Billion Node Analysis Using Spark, Scala, and R

Overview

This is an analysis of the Billion Triples Challenge dataset using a combination of Spark, Scala and R. Information about the Billion Triples Challenge can be found here: http://km.aifb.kit.edu/projects/btc-2010/.
To summarize, the BTC researchers started with a seed set of URIs and collected data by following the links from the seed pages to gather connection information. In turn, the links found in subsequent pages were also followed. The project sponsors and researchers hope to use the information for application improvement and assist users in performing tasks. The BTC is part of a larger research effort known as the Semantic Web.
The data used for this particular analysis is hosted on Amazon’s S3 servers by the University of Washington and can be found here: http://uw-cse-344-oregon.aws.amazon.com.s3.amazonaws.com/. The data are in the format of (subject) (predicate) (object). For this analysis, focus was on the (subject) part of the data and the number of outgoing connections each had.

Approach

The data was stored on S3 as a series of 2GB text files. I chose to use Spark to process and summarize the data. Why? Spark represents a significant performance improvement over some MapReduce implementations but is flexible enough to leverage existing file stores such as HDFS.
I chose to use Spark with Scala, the language that Spark was written in. Scala can be thought of as an improved, streamlined version of Java. It is compatible with Java: Java libraries can be called from Scala, and Scala programs can be used by Java applications if the right libraries are included. Scala is less rigid in its type definitions and requires less boilerplate code that Java has become (in)famous for. More information on Scala can be found here: https://www.scala-lang.org/. I hope to do more with Scala as time permits.
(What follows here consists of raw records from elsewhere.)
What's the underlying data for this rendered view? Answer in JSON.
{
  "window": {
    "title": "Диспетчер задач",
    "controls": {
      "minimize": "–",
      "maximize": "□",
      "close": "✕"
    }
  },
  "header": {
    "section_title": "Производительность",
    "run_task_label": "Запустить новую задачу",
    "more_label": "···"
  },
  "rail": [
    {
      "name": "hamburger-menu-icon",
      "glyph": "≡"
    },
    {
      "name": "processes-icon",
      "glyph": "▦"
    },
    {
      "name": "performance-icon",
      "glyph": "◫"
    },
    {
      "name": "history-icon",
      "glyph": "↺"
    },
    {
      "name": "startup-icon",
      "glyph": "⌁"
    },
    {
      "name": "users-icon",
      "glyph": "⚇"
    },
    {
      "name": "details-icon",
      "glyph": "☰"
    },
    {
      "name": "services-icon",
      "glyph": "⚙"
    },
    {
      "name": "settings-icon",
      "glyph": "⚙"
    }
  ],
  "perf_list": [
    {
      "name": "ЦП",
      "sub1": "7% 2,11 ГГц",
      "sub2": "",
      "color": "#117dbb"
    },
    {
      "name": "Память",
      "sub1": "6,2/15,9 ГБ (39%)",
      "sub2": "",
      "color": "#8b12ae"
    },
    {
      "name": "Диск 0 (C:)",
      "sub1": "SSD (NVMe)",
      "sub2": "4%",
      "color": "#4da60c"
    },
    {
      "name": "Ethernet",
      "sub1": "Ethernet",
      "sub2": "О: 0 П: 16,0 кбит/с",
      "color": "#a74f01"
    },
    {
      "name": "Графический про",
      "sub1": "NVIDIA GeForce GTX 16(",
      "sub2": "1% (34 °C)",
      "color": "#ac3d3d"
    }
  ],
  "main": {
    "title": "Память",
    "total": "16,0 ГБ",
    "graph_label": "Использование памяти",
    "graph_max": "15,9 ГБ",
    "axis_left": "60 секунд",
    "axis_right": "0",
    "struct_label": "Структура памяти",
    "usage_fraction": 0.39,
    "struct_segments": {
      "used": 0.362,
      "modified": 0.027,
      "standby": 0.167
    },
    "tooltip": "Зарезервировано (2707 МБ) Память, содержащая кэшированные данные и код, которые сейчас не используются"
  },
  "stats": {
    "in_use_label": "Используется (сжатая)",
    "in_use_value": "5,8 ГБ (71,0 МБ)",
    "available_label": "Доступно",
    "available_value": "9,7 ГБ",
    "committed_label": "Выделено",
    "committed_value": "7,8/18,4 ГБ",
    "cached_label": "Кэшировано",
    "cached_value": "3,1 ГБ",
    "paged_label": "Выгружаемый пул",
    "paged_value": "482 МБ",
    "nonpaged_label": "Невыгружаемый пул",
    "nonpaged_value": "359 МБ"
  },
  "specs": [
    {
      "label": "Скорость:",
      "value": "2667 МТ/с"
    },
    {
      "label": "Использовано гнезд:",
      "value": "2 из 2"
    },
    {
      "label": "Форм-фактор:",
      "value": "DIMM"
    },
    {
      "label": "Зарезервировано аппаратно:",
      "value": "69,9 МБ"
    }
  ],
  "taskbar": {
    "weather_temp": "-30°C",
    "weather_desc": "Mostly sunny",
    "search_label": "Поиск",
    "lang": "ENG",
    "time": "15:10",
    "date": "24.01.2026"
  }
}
My first attempt at the analysis used a three node cluster on Amazon’s EMR (Elastic MapReduce) cloud service. However, this proved to be insufficient for the task. Just running simple schema operations took hours. I deleted this cluster and restarted the analysis with a twelve server cluster. The total run time was approximately two hours with this setup.

After the initial processing and summarization, I exported the resulting dataset from the hadoop file system to the root node’s file system. From here, the “scp” (secure copy) command was used to bring the dataset down for further analysis. I chose to use R for this. Why R? Dataframes are integral to R and are easily manipulated in this language. Also, the data visualization libraries such as ggplot are expressive.

Analysis

Top 10 sites by connection

Here are the top 10 sites and the number of outbound connections each had.
Notice the rapid drop off of connections after the first couple.

Top 10 Outbound Connections
Subject	Outbound
http://www.proteinontology.info/po.owl#A	1006296
http://openean.kaufkauf.net/id/	764528
http://products.semweb.bestbuy.com/company.rdf#BusinessEntity_BestBuy	589809
http://purl.uniprot.org/citations/15685292	353625
http://sw.cyc.com/CycAnnotations_v1#externalID	351764
http://xmlns.com/foaf/0.1/Document	323828
http://sw.cyc.com/CycAnnotations_v1#label	263823
http://purl.org/dcmitype/Text	263141
http://sw.opencyc.org/concept	255195
http://purl.uniprot.org/citations/16973872	248626

Exponential Distribution

If the number of outbound connections were truly random, I would expect them to follow an exponential distribution as the histogram below shows.

Histogram

The histogram below looks at the summary data. It groups and counts the nodes in the BTC dataset by outbound connection. The data appears to create almost a single bar close to zero. This indicates that the vast majority of sites have very few outbound connections.

Here’s a visualization with a little more detail. I have used a logarithmic scale on the y axis, and have limited the number of outbound connections to a range of zero to 10,000.

Conclusion

If the connections in the data were random, the number of connections should be expected to follow an exponential distribution: the number of outbound connections a site has should become exponentially less common as the number increases. While there are fewer nodes with higher connections, the connections do not follow an exponential distribution pattern. The plots show that the vast majority of the sites in the BTC data contain few connections. The drop off is much faster than an exponential distribution. In looking at the log scale graph, it is apparent that most sites have fewer than 2500 outbound connections.